Template factorial function without template specialization

The problem is that f<N>() always instantiates f<N-1>() whether that if branch is taken or not. Unless properly terminated, that would create infinite recursion at compile time (i.e. it would attempt instantiating F<0>, then f<-1>, then f<-2> and so on). Obviously you should terminate that recursion somehow.

Apart from constexpr solution and specialization suggested by NathanOliver, you may terminate the recursion explicitly:

template <int N>
inline int f()
{
    if (N <= 1)
        return 1;
    return N * f<(N <= 1) ? N : N - 1>();
}

Mind, this solution is rather poor (the same terminal condition must be repeated twice), I'm writing this answer merely to show that there are always more ways to solve the problem :- )

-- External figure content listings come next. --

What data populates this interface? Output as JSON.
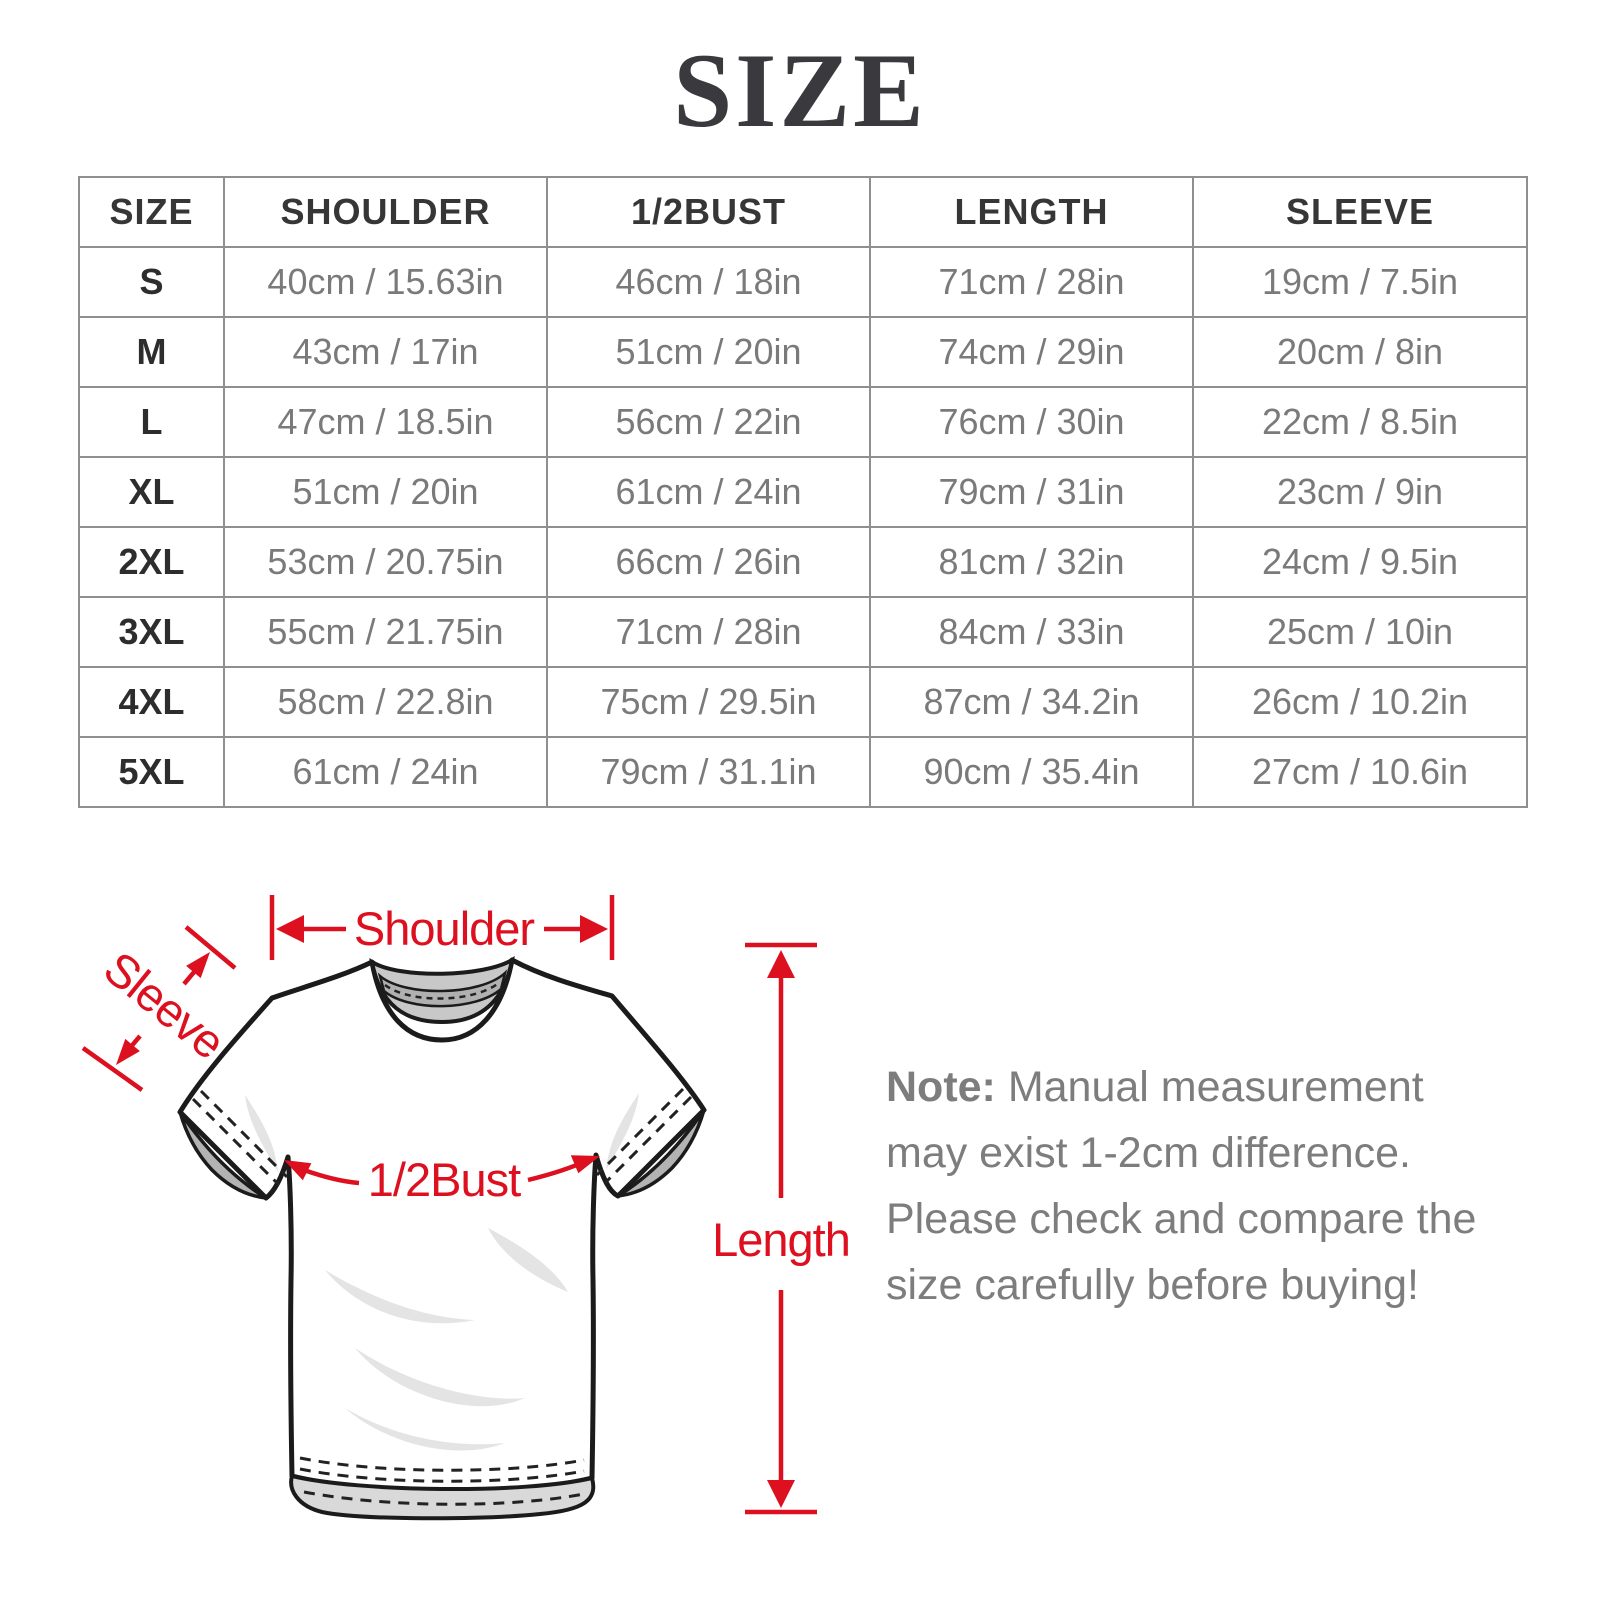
{
  "title": "SIZE",
  "chart_data": {
    "type": "table",
    "title": "SIZE",
    "columns": [
      "SIZE",
      "SHOULDER",
      "1/2BUST",
      "LENGTH",
      "SLEEVE"
    ],
    "rows": [
      [
        "S",
        "40cm / 15.63in",
        "46cm / 18in",
        "71cm / 28in",
        "19cm / 7.5in"
      ],
      [
        "M",
        "43cm / 17in",
        "51cm / 20in",
        "74cm / 29in",
        "20cm / 8in"
      ],
      [
        "L",
        "47cm / 18.5in",
        "56cm / 22in",
        "76cm / 30in",
        "22cm / 8.5in"
      ],
      [
        "XL",
        "51cm / 20in",
        "61cm / 24in",
        "79cm / 31in",
        "23cm / 9in"
      ],
      [
        "2XL",
        "53cm / 20.75in",
        "66cm / 26in",
        "81cm / 32in",
        "24cm / 9.5in"
      ],
      [
        "3XL",
        "55cm / 21.75in",
        "71cm / 28in",
        "84cm / 33in",
        "25cm / 10in"
      ],
      [
        "4XL",
        "58cm / 22.8in",
        "75cm / 29.5in",
        "87cm / 34.2in",
        "26cm / 10.2in"
      ],
      [
        "5XL",
        "61cm / 24in",
        "79cm / 31.1in",
        "90cm / 35.4in",
        "27cm / 10.6in"
      ]
    ]
  },
  "diagram": {
    "shoulder_label": "Shoulder",
    "sleeve_label": "Sleeve",
    "bust_label": "1/2Bust",
    "length_label": "Length",
    "annotation_color": "#dd1020"
  },
  "note": {
    "label": "Note:",
    "body": "Manual measurement may exist 1-2cm difference. Please check and compare the size carefully before buying!"
  },
  "colors": {
    "accent_red": "#dd1020",
    "title_text": "#3a3a3e",
    "table_header_text": "#363636",
    "table_value_text": "#7a7a7a",
    "table_border": "#8f8f8f",
    "note_text": "#7d7d7d",
    "shirt_outline": "#1b1b1b",
    "shirt_inner_gray": "#c8c8c8"
  }
}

The issue here is that your if statement is a run time construct. When you have

int f() {
  if (N == 1) return 1; // we exit the recursion at 1 instead of 0
  return N*f<N-1>();
}

the f<N-1> is instantiated as it may be called. Even though the if condition will stop it from calling f<0>, the compiler still has to instantiate it since it is part of the function. That means it instantiates f<4>, which instantiates f<3>, which instantiates f<2>, and on and on it will go forever.

The Pre C++17 way to stop this is to use a specialization for 0 which breaks that chain. Starting in C++17 with constexpr if, this is no longer needed. Using

int f() {
  if constexpr (N == 1) return 1; // we exit the recursion at 1 instead of 0
  else return N*f<N-1>();
}

guarantees that return N*f<N-1>(); won't even exist in the 1 case, so you don't keep going down the instantiation rabbit hole.